Omdat één van de personages in de roman die ik aan het
schrijven ben, rechtse sympathieen heeft, verdiepte ik mij de afgelopen tijd in
mensen die op populistische partijen stemmen. Populisme gaat overigens wel
verder dan rechts: Denk en Artikel 1 vallen daar ook onder.
Ik sprak een aantal PVV stemmers en las brieven die het AD
publiceerde en waarin mensen uitleggen waarom ze PVV of VNL stemmen.
Ik verwachtte scheldkannonades en woede. Maar dat was niet
zo. De meeste schrijvers konden redelijk goed onder woorden brengen waarom ze
bezorgd waren; de meeste mensen die ik sprak waren niet onredelijk.
Mijn conclusie is dan ook dat het meerendeel van de mensen
die op populistische partijen stemt veel genuanceerder is dan de partij waar ze
voor kiezen.
Anders gezegd: de leiders van populistische partijen
misbruiken hun kiezers.
Dat doen ze op een aantal manieren.
Allereerst door vaag te blijven.
De PVV zet zijn verkiezingsprogramma op een A 4 tje; Jan
Roos stelt bij Jinek dat onze cultuur wordt weggegumd omdat jaren geleden op de
Hogeschool Amsterdam geen kerstboom in de gang gezet mocht worden om moslims
niet te beledigen. De vraag is: werd dat om die reden niet gedaan? Is dat één
keer gebeurd? Of gebeurt dat nog steeds? Gebeurt dat op alle Hogescholen in
Nederland?
Dat blijft onduidelijk.
Maar dat geeft niks: een populistische partij werkt met het
principe: als je iets maar vaak genoeg herhaalt, wordt het vanzelf waar.
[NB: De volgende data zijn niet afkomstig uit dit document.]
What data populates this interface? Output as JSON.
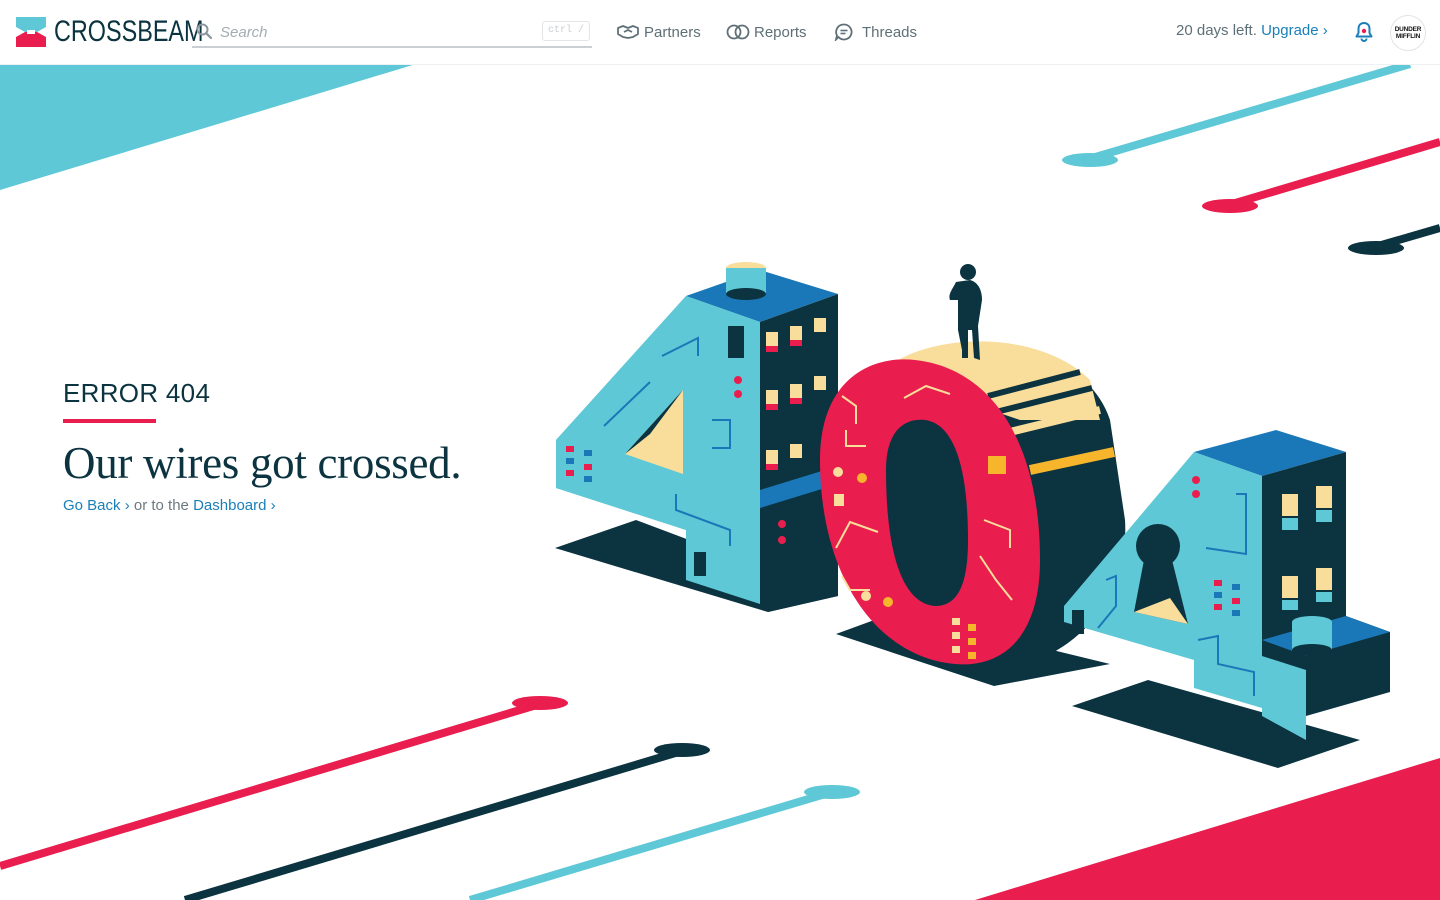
{
  "app": {
    "brand": "CROSSBEAM",
    "logo_icon": "crossbeam-logo-icon"
  },
  "search": {
    "placeholder": "Search",
    "value": "",
    "shortcut": "ctrl /",
    "icon": "search-icon"
  },
  "nav": [
    {
      "label": "Partners",
      "icon": "handshake-icon"
    },
    {
      "label": "Reports",
      "icon": "overlap-circles-icon"
    },
    {
      "label": "Threads",
      "icon": "chat-bubble-icon"
    }
  ],
  "trial": {
    "text": "20 days left.",
    "upgrade_label": "Upgrade ›"
  },
  "notifications": {
    "icon": "bell-icon"
  },
  "account": {
    "avatar_text_line1": "DUNDER",
    "avatar_text_line2": "MIFFLIN"
  },
  "error": {
    "label": "ERROR 404",
    "headline": "Our wires got crossed.",
    "go_back": "Go Back ›",
    "middle_text": "or to the",
    "dashboard": "Dashboard ›"
  },
  "colors": {
    "navy": "#0b3340",
    "teal": "#5fc8d6",
    "pink": "#e91e4f",
    "yellow": "#f9dd9a",
    "link": "#1a7fb8",
    "blue": "#1b78b8"
  }
}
Als Kuzu maar blijft herhalen dat artsen racistische
beslissingen nemen gaan mensen na verloop van tijd vanzelf denken dat er iets
aan de hand is.
Ten tweede: populistische
partijen benoemen alleen wat er niet goed gaat.
Daarbij gebruiken ze voornamelijk woorden in de
overtreffende trap zoals: krankzinnig, belachelijk, een ramp. Ze gebruiken
nooit woorden als: een beetje, of soms, of misschien.
Ten derde: ze gebruiken één
emotie: verontwaardiging.
Dat is overigens van alle tijden. Toen de vorige
populistische golf over Nederland spoelde, het fanatiek socialistische Nieuw
Links van de jaren zeventig, zei Gerard Reve daar wel iets moois voer: Een socialist is iemand die vindt dat de
ander teveel verdient.
Daarmee vatte hij het sentiment wel aardig samen.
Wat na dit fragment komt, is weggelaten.